Man spotted floating on ice patch in the middle of Toronto Harbour
Of the nearly 300 water-related fatalities in Canada each year, three quarters of all victims are found to have drowned in lakes, rivers or other natural bodies of water—fourteen per cent of them, according to the Lifesaving Society of Canada, while "walking, running or playing" near water or on ice.
Those who've gone viral for skating, playing hockey or performing tricks on frozen Lake Ontario this winter should count themselves lucky not to be part of those statistics.
Those who continue to attempt such wildly dangerous stunts despite warnings from all sorts of emergency responders, well... they might not get a chance to.
The Toronto Harbour is warming up fast as we move into March and away from the dreaded polar vortex.
Evidence of this can be seen simply looking at the lake right now.
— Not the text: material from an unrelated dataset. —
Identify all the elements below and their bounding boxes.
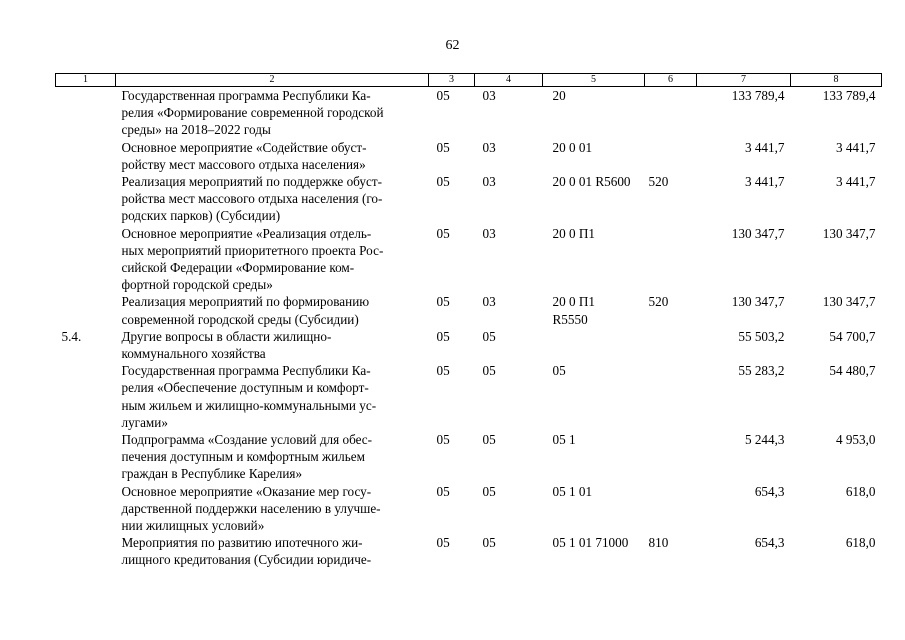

The ice sheet that's been laying atop the frigid waters since January is breaking up into pieces and drifting on its way.
Pretty? Sure, but it's not the kind of thing you want to be in the middle of. Nobody's really sure why this guy decided otherwise.
The idiot had a death wish.— Nazeira (@Afg613) February 26, 2019
"The amount of risk being taken by this individual is extraordinary and this is extremely irresponsible behaviour," said Toronto Fire Chief Matthew Pegg in response to video footage of someone jumping across moving ice floes near Ward's Island on Sunday.
"I am very thankful that this person made it back safely and that [Toronto Fire Services] did not have to put rescuers in the water to conduct a rescue," he continued. "This behaviour must stop."
The witness who shot and posted the video to Instagram says the unidentified man did get out of the water and back onto the island "safe and sound," but it's easy to imagine how poorly the situation could have turned out.
Stupidity! It not only risks their life but the lives of anyone who may try to rescue them.— Hugh Sturdy (@SturdyHugh) February 26, 2019
Toronto Police told CityNews that they didn't receive any calls about this particular incident, but that a rescue mission would have been a draw on resources that could potentially endanger the lives of first responders, as well as others in need of assistance.
"No ice is safe ice and we cannot stress this enough," said Sarah Sutton of PortsToronto last week by email. "Ice in Toronto's harbour is never safe and PortsToronto's Harbour Master's Office advises members of the public to stay away and not go on the ice."
When it's literally floating away, you might just go along with it—or worse (and more likely): You could fall in, get hypothermia and die.